The "Florence" versions are noted by being less pious and more romantic and martial versions. There are seven known versions: this, the English one, five French, and one Spanish. The English version lays heavy emphasis on divine justice in the course of the action and underscores its religious nature by having the heroine's virginity be preserved by not by a magical brooch but by a prayer to the Virgin.

The tale also appears to be influenced the romance The King of Tars, where the heroine's kingdom is also attacked by a rebuffed suitor. In that case, the reluctance springs from his pagan religion, and the work is more consistently religious.

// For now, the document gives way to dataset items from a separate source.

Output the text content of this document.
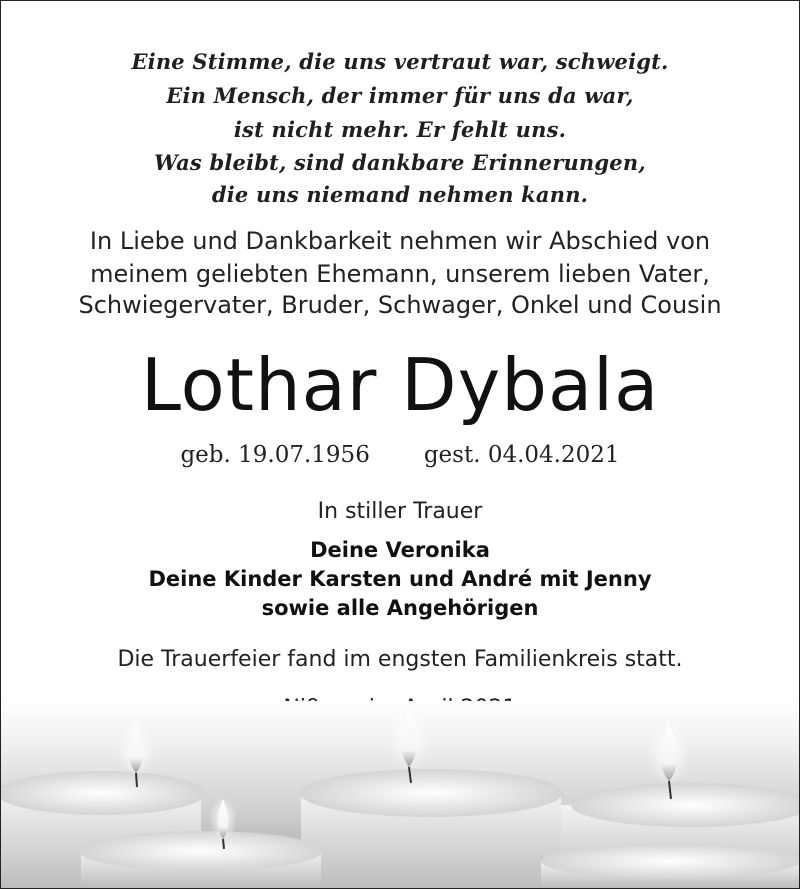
Eine Stimme, die uns vertraut war, schweigt.
Ein Mensch, der immer für uns da war,
ist nicht mehr. Er fehlt uns.
Was bleibt, sind dankbare Erinnerungen,
die uns niemand nehmen kann.
In Liebe und Dankbarkeit nehmen wir Abschied von
meinem geliebten Ehemann, unserem lieben Vater,
Schwiegervater, Bruder, Schwager, Onkel und Cousin
Lothar Dybala
geb. 19.07.1956 gest. 04.04.2021
In stiller Trauer
Deine Veronika
Deine Kinder Karsten und André mit Jenny
sowie alle Angehörigen
Die Trauerfeier fand im engsten Familienkreis statt.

While Emaré suffers because of her wicked mother-in-law accusing her of bearing animals, her tale has many common points with Florence's: both women are noted for their beauty and magnificent clothing, both are taken as evil for it, and both suffer not for their own instruction, being models of virtue, but to demonstrate God's providence.

Because in many variants, one character or another stems from Hungary, there may also be influence from the legends of St. Elizabeth of Hungary.

The story itself been traced to the Old English The Wife's Lament; however, because the woman herself complains only of malevolent relatives, not the specific brother-in-law, it is impossible to confirm that it is the source. Similar attempts, for instance, have been made to link it to the Constance cycle, and it does fit such tales as Emare and Vitae Duorum Offarum as well as it does the Crescentia cycle.

==Further Influence==
Florence of Rome is cited by Christine de Pizan in Part II of The Book of the City of Ladies as an example of a lady notable for her chastity.